- Река отступила, - продолжал он. - Исчезла за ночь, словно её и не было.
- Брешешь, - сердито отозвалась я. - Реки не уходят в бури, они разливаются и топят города.
Старик плутовато улыбнулся в ответ. За ночь сырость пробрала его до костей, и он, закутанный во множество одежек, платки и даже в обрывки попоны, теперь стонал со смешанным выражением боли и удовлетворения от каждого моего движения.
У него не было имени, вернее, он никому его не называл. Я звала его отцом при чужих, но отцом он мне не был. Старик, всегда только старик. Болтали, будто бы он был стар ещё тогда, когда король Утер праздновал свои первые военные победы. А ещё поговаривали, что старик - и не старик вовсе.
- Прямо перед башней Вортигерна вырос огромный камень, а в нём - меч.
- Почём тебе знать, если король никого к своей башне не подпускает?
Старик рассмеялся - ни дать ни взять повернулась на скрипучих петлях дверь конюшни. Шерстяные платки сползли с его плеч.
- Я знаю. И ты знаешь. Всяк знает из тех, с кем буря вчера свою беседу вела.
Я не смогла подавить невольную дрожь при воспоминаниях о минувшей ночи, о стихийном ужасе, который я испытала.
- Появление Экскалибура знаменует приход к власти истинного короля. - Лицо старика вдруг потемнело, сделалось страшным, как у черта. - Скоро наступит конец тирании и бесчестья Вортигерна.

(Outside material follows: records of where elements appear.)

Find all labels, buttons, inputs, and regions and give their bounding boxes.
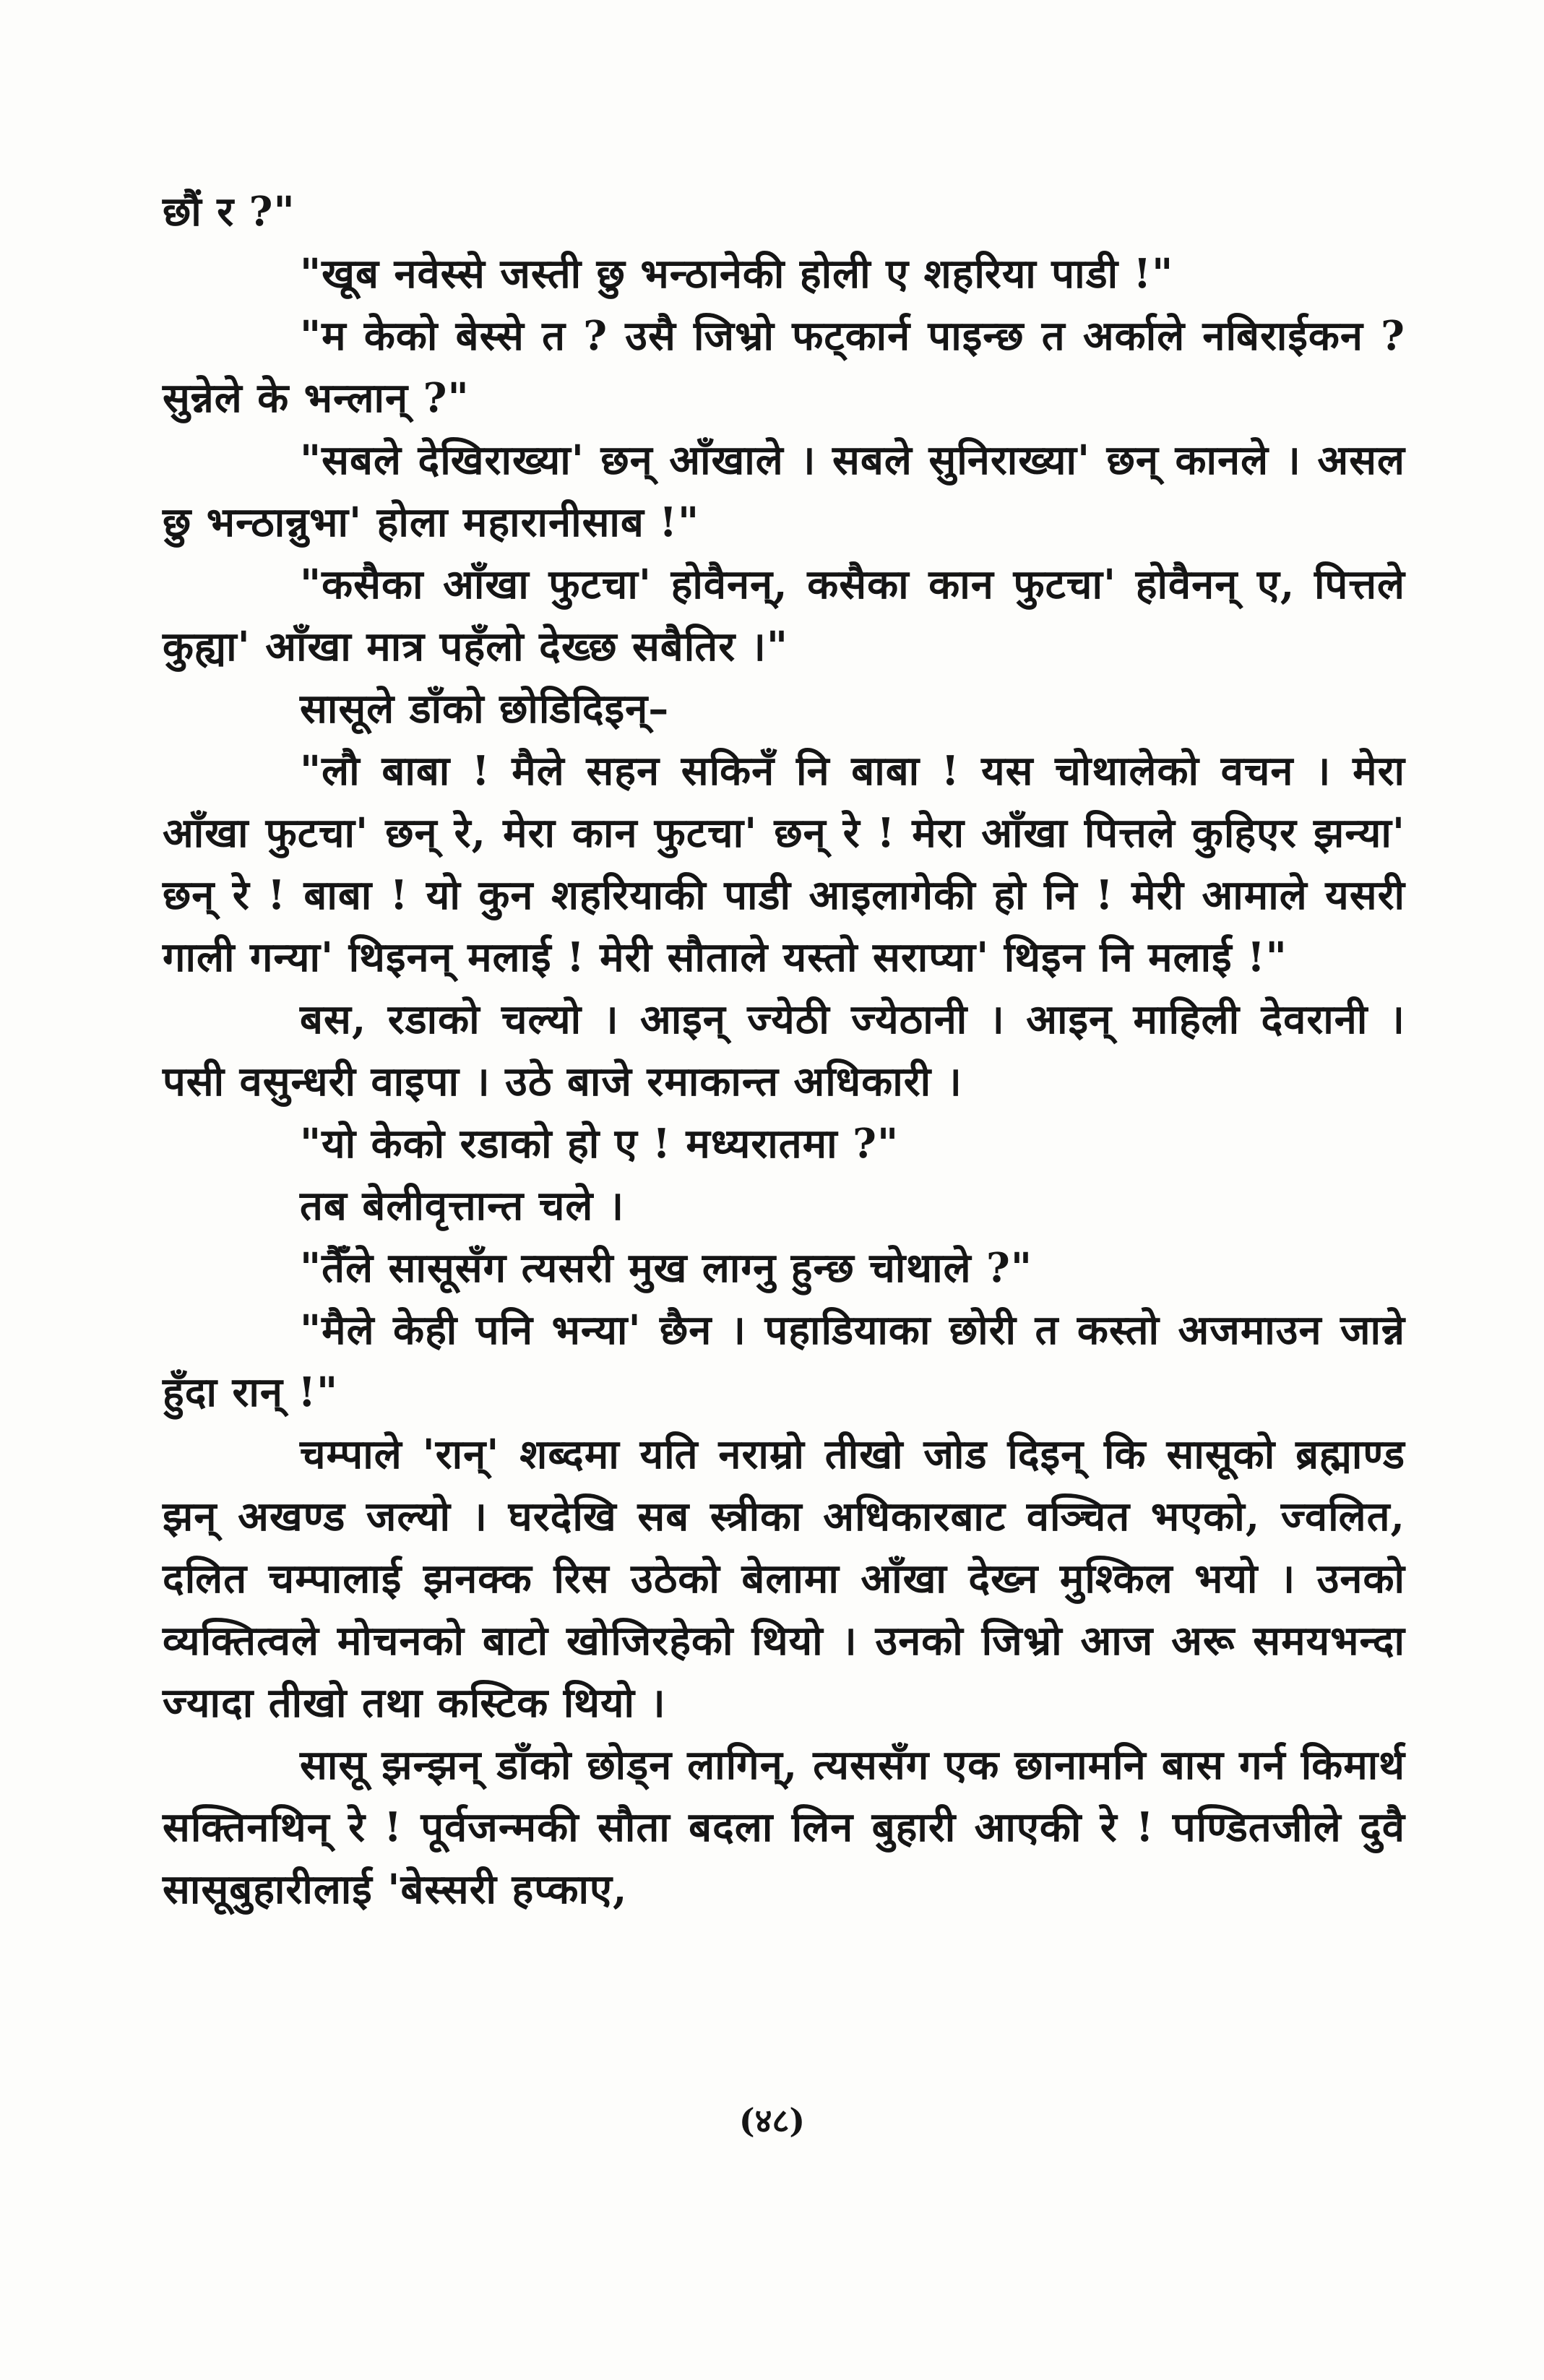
paragraph-14: सासू झन्झन् डाँको छोड्न लागिन्, त्यससँग एक छानामनि बास गर्न किमार्थ सक्तिनथिन् रे ! पूर्वजन्मकी सौता बदला लिन बुहारी आएकी रे ! पण्डितजीले दुवै सासूबुहारीलाई 'बेस्सरी हप्काए, <box>163 1741 1405 1913</box>
paragraph-5: "कसैका आँखा फुटचा' होवैनन्, कसैका कान फुटचा' होवैनन् ए, पित्तले कुह्या' आँखा मात्र पहँलो देख्छ सबैतिर ।" <box>163 561 1405 671</box>
page-number: (४८) <box>738 2101 806 2140</box>
paragraph-8: बस, रडाको चल्यो । आइन् ज्येठी ज्येठानी । आइन् माहिली देवरानी । पसी वसुन्धरी वाइपा । उठे बाजे रमाकान्त अधिकारी । <box>163 996 1405 1105</box>
paragraph-7: "लौ बाबा ! मैले सहन सकिनँ नि बाबा ! यस चोथालेको वचन । मेरा आँखा फुटचा' छन् रे, मेरा कान फुटचा' छन् रे ! मेरा आँखा पित्तले कुहिएर झन्या' छन् रे ! बाबा ! यो कुन शहरियाकी पाडी आइलागेकी हो नि ! मेरी आमाले यसरी गाली गन्या' थिइनन् मलाई ! मेरी सौताले यस्तो सराप्या' थिइन नि मलाई !" <box>163 747 1405 981</box>
paragraph-9: "यो केको रडाको हो ए ! मध्यरातमा ?" <box>300 1120 900 1168</box>
body-text <box>163 181 1405 1920</box>
paragraph-13: चम्पाले 'रान्' शब्दमा यति नराम्रो तीखो जोड दिइन् कि सासूको ब्रह्माण्ड झन् अखण्ड जल्यो । घरदेखि सब स्त्रीका अधिकारबाट वञ्चित भएको, ज्वलित, दलित चम्पालाई झनक्क रिस उठेको बेलामा आँखा देख्न मुश्किल भयो । उनको व्यक्तित्वले मोचनको बाटो खोजिरहेको थियो । उनको जिभ्रो आज अरू समयभन्दा ज्यादा तीखो तथा कस्टिक थियो । <box>163 1431 1405 1727</box>
paragraph-11: "तैँले सासूसँग त्यसरी मुख लाग्नु हुन्छ चोथाले ?" <box>300 1244 1033 1292</box>
paragraph-1: छौं र ?" <box>163 188 296 236</box>
paragraph-10: तब बेलीवृत्तान्त चले । <box>300 1182 625 1230</box>
paragraph-12: "मैले केही पनि भन्या' छैन । पहाडियाका छोरी त कस्तो अजमाउन जान्ने हुँदा रान् !" <box>163 1306 1405 1416</box>
paragraph-3: "म केको बेस्से त ? उसै जिभ्रो फट्कार्न पाइन्छ त अर्काले नबिराईकन ? सुन्नेले के भन्लान् ?" <box>163 312 1405 422</box>
paragraph-2: "खूब नवेस्से जस्ती छु भन्ठानेकी होली ए शहरिया पाडी !" <box>300 250 1174 298</box>
paragraph-4: "सबले देखिराख्या' छन् आँखाले । सबले सुनिराख्या' छन् कानले । असल छु भन्ठान्नुभा' होला महारानीसाब !" <box>163 436 1405 546</box>
paragraph-6: सासूले डाँको छोडिदिइन्– <box>300 685 670 733</box>
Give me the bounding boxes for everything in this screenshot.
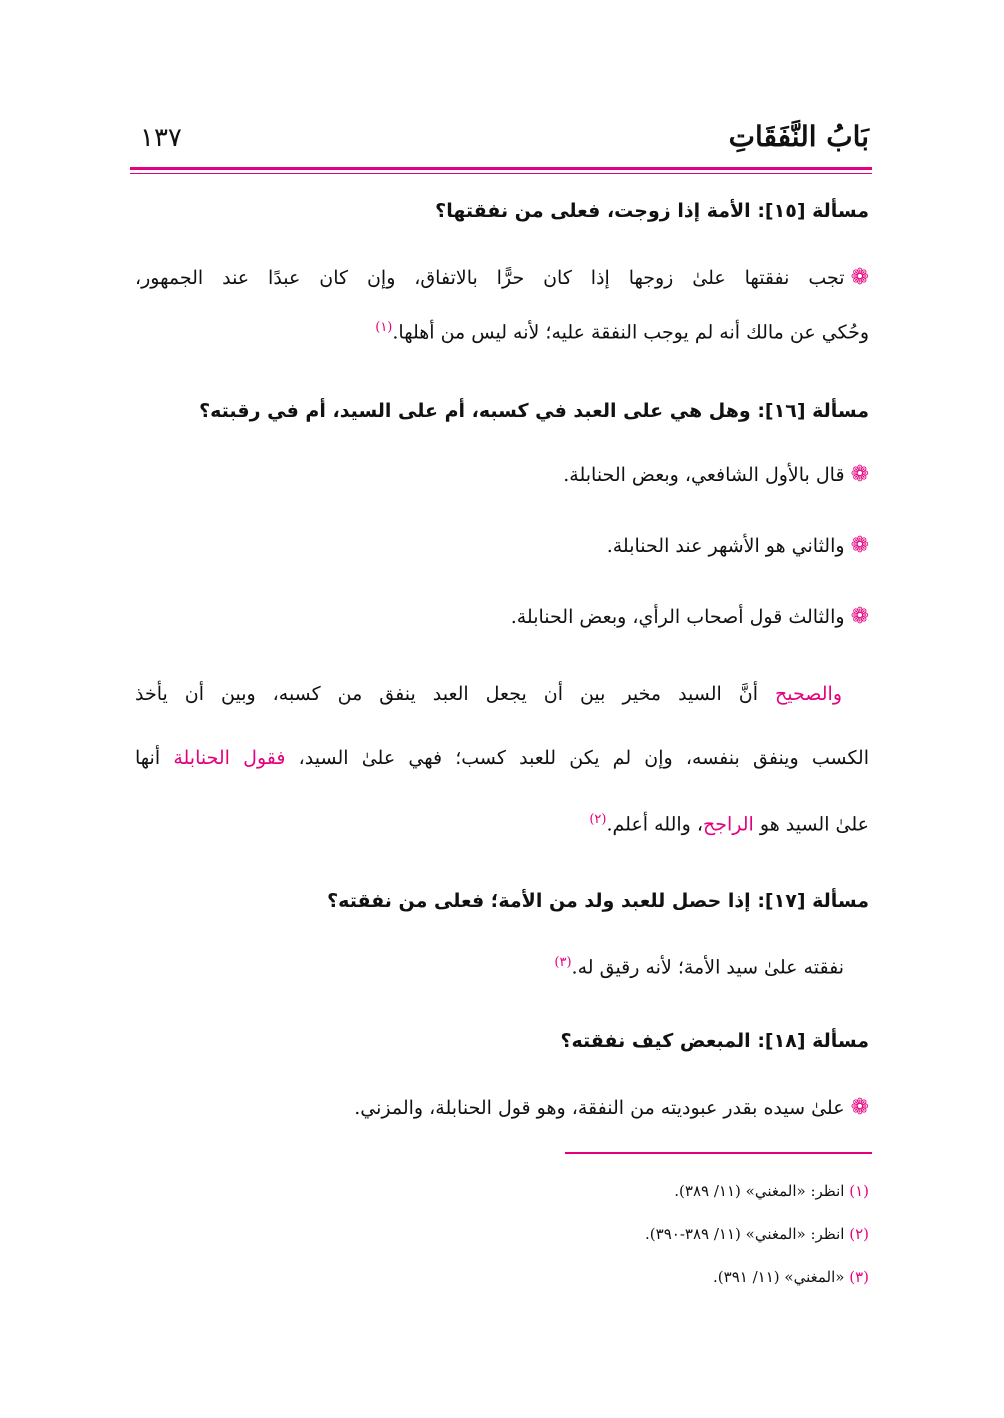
flower-bullet-icon: ❁ bbox=[850, 462, 869, 487]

Я было отшатнулась от него, но старик больно стиснул мою ладонь. Ещё недавно скрюченные и узловатые пальцы теперь были крепкими, как сталь.
Старик - и не старик вовсе.
- Это легенда, - несмело возразила я.
- Это пророчество, - его прикосновение жгло огнём. - Знание есть и боль, и сила, и великое страдание. Что ты слышала? Что дикая вода говорила тебе?
Я пятилась, старик шёл за мной, не выпуская моей руки. Я изо всех сил старалась победить страх и растерянность, которые бились у меня в груди, словно перепуганные куры в курятнике. Наконец моя спина натолкнулась на стену, мы оба остановились, и я посмотрела на него так твёрдо, как только могла. Глаза старика следили за мной, бесцветные и водянистые, скрытные, непроницаемые.
- Она топила меня! - выдохнула я и зажмурилась, стараясь спрятаться от этого взгляда.
Старик навис надо мной, вдруг такой высокий, большой; от него пахло тиной и солью. Он потянулся ко мне и поцеловал. Не по-отечески, а как любовницу.
- Нимуэ, - мягко прогудел он, затем отстранился и выпустил мою ладонь. - Ты противишься Природе. - Его веки опустились, и с лица исчезло то страшное выражение, которое так напугало меня. - Ты сохнешь изнутри, как пустая глиняная посуда. Сила иссушит тебя, измучает и, в конце концов, всё равно возьмёт своё. Впусти её.